Schluss mit der Grabesstille: Der Erlebnisfriedhof
In Prenzlauer Berg wird ein Friedhof zum Park umgebaut - die Anwohner wollten das so. Ein Besuch mit dem Pfarrer zwischen Spielgeräten und Grabsteinen.
Die Sonne scheint, die Vögel zwitschern, und über den Friedhof scheppern die Beats von Sean Paul. Ein paar Bauarbeiter, die gerade die letzten Lücken in der alten Mauer schließen, haben ihr Radio voll aufgedreht. Auch wenn das angesichts der Grabsteine unpassend erscheint, die vereinzelt zwischen frisch gesätem Rasen, Büschen und hohen Bäumen stehen – besser kann man die friedlich daliegende Grünfläche wohl nicht vorbereiten auf das, was sie ab 1. Juni erwartet: Dann wird der einstige St.-Marien- und St.-Nikolai-Friedhof an der Heinrich-Roller-Straße in Prenzlauer Berg als Park eröffnet. Als einzige Grünanlage des Winskiezes zwischen Prenzlauer Allee, Greifswalder und Danziger Straße dürfte er einen gewaltigen Ansturm zu bewältigen haben.

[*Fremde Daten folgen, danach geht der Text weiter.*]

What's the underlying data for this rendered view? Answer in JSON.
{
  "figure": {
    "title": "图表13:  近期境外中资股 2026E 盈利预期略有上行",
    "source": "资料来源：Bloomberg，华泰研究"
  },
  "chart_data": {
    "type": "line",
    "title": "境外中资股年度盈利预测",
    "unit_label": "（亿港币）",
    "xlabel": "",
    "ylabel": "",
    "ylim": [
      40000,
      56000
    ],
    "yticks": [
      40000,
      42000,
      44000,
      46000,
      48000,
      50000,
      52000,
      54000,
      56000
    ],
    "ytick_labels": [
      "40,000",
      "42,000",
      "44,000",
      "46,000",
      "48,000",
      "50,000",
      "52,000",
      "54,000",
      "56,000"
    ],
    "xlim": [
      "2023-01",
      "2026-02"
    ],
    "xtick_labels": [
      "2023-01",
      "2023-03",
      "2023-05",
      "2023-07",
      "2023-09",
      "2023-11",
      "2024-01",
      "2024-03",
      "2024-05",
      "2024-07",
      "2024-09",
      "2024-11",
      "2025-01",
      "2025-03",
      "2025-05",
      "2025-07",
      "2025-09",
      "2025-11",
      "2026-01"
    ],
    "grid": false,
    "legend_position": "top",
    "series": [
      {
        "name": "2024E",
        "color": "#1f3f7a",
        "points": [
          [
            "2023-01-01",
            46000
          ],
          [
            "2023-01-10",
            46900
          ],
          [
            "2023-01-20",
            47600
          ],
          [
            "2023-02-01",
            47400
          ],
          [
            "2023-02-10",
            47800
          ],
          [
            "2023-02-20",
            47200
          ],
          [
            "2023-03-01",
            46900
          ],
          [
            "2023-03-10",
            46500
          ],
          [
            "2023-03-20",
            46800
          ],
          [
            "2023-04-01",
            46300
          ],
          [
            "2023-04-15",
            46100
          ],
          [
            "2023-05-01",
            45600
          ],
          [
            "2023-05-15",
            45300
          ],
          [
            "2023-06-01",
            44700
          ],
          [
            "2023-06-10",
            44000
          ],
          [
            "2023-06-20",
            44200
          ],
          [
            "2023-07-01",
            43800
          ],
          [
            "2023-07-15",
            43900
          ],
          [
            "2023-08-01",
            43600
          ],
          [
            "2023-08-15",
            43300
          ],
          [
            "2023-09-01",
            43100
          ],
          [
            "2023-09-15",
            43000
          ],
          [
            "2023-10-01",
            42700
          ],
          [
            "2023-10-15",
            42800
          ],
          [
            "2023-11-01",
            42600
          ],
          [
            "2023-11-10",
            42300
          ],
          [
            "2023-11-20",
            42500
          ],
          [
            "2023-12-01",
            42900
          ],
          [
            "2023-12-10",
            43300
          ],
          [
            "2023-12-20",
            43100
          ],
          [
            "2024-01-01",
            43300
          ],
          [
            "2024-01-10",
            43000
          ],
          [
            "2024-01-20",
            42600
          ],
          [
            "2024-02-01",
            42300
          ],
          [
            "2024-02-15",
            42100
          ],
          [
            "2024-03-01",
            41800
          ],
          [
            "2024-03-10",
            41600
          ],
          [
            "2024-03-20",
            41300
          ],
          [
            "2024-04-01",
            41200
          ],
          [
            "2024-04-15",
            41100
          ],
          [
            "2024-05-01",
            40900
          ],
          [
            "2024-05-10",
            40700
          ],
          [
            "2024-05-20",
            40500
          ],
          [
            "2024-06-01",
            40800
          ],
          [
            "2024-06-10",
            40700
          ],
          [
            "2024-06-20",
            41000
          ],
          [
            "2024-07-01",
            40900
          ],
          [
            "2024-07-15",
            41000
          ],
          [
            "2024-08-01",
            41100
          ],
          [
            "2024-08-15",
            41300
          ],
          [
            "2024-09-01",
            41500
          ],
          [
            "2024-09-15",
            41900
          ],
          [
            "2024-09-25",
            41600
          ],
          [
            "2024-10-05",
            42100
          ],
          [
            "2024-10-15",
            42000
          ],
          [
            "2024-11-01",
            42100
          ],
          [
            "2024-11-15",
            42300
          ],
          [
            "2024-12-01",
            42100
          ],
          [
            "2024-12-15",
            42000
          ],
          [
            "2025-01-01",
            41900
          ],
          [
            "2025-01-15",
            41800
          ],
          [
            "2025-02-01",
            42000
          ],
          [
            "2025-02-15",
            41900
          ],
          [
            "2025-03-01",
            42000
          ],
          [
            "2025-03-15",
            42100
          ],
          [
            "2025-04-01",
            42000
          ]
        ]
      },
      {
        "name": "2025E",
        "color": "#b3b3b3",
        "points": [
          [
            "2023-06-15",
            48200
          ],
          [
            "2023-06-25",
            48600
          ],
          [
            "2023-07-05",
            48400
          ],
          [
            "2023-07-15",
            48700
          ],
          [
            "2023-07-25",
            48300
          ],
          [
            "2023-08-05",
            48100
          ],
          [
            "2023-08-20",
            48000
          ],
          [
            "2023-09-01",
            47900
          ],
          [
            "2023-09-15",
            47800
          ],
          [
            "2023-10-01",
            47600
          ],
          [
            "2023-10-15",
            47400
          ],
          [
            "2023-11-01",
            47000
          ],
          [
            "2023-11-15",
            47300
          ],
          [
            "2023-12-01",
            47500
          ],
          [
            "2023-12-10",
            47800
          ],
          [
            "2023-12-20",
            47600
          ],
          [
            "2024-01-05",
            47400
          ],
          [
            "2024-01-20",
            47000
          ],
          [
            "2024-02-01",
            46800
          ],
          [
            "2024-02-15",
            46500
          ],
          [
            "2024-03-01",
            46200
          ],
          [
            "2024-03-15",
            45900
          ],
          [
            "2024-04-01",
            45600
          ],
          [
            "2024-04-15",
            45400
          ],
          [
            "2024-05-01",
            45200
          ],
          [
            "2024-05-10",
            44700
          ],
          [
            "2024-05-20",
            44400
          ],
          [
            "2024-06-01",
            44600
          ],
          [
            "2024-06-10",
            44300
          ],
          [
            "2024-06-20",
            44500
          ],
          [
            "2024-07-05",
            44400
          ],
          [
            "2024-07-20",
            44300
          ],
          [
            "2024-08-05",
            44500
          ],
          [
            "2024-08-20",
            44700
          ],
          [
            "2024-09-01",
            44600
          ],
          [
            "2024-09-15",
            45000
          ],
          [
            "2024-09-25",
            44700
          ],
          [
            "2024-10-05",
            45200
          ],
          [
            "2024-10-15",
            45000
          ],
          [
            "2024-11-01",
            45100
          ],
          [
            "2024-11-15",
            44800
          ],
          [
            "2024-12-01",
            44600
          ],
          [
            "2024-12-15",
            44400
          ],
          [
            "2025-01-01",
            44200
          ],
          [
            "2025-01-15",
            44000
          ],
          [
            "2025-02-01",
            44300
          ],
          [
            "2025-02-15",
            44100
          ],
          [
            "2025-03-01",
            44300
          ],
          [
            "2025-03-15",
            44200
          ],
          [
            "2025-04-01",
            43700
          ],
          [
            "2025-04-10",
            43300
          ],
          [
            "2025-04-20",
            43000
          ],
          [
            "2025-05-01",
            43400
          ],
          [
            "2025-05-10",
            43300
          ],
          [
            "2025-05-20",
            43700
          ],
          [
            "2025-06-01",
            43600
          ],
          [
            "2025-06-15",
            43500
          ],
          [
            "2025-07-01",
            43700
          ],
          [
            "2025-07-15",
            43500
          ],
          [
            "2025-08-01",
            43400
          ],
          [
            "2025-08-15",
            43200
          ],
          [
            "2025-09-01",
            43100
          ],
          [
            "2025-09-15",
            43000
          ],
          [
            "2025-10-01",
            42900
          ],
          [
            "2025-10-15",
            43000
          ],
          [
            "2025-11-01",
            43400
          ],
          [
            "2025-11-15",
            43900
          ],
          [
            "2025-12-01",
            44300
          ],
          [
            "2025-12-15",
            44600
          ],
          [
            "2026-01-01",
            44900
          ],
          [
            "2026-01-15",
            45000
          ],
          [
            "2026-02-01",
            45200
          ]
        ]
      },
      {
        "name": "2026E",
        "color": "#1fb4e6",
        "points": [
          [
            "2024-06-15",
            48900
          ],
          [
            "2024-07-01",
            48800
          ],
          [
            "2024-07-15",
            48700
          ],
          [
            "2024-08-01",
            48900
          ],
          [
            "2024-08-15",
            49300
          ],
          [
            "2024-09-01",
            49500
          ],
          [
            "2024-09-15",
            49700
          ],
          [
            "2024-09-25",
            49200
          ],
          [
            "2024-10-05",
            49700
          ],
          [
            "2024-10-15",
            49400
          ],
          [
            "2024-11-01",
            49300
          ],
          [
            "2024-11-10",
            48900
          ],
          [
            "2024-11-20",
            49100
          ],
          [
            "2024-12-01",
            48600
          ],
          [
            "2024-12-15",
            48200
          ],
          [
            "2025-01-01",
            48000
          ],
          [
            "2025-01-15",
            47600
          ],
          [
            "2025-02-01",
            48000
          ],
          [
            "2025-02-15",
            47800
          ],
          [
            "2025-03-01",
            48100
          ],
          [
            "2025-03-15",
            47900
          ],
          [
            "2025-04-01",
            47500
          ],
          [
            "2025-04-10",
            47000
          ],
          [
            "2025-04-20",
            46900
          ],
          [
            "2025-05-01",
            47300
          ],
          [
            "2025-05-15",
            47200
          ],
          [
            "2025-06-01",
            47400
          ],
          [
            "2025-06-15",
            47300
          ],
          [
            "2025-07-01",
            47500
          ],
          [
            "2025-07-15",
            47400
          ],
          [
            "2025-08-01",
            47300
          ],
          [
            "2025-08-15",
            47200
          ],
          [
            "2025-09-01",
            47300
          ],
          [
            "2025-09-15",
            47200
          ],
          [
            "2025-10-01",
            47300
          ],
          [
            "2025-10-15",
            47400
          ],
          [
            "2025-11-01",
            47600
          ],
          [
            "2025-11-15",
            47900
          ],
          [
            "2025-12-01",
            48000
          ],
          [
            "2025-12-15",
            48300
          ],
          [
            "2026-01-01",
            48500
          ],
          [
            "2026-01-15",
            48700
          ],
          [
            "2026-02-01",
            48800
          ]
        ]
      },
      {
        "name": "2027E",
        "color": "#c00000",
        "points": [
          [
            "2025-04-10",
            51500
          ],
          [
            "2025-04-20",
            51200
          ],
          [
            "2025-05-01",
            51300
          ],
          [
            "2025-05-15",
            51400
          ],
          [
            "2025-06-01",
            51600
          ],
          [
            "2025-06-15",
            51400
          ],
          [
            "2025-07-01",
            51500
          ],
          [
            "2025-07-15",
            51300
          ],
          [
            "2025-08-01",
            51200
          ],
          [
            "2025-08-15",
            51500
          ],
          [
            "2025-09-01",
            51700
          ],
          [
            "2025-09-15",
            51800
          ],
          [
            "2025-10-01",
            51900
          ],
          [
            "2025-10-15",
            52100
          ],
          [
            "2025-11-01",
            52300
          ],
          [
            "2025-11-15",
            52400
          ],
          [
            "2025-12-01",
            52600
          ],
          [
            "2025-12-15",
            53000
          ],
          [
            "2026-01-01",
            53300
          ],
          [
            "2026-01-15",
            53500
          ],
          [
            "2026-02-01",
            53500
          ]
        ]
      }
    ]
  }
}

An diesem Freitag ist das Eingangstor fest verschlossen: Das Gras soll noch ein wenig wachsen können. Jürgen Quandt nutzt die Gelegenheit, ein letztes Mal in aller Ruhe über das Gelände zu streifen. Der pensionierte Pfarrer, der Jackett zu Jeans und eine filigrane Hornbrille trägt, war vier Jahre lang für das Gelände zuständig, bevor es die Gemeinde im vergangenen Jahr an den Bezirk Pankow verkaufte und damit den Weg zum Park ebnete.
Verwunschen liegt der alte Friedhof da. Zwar sind die Wege akkurat mit hellem Kies ausgestreut worden, neben dem Rasen wurden auch ein paar Blumen gepflanzt. Aber die hohen alten Bäume, die Sträucher und der Efeu, die sich hier jahrzehntelang frei entfalten konnten, sind größtenteils geblieben. Auch einige Grabsteine wurden zur Erinnerung an die Geschichte des Geländes stehen gelassen. Dass hier 400.000 Euro aus dem Programm „Zukunftsinitiative Stadtteil“ sowie aus dem Bezirkshaushalt investiert wurden, mag man auf den ersten Blick kaum glauben.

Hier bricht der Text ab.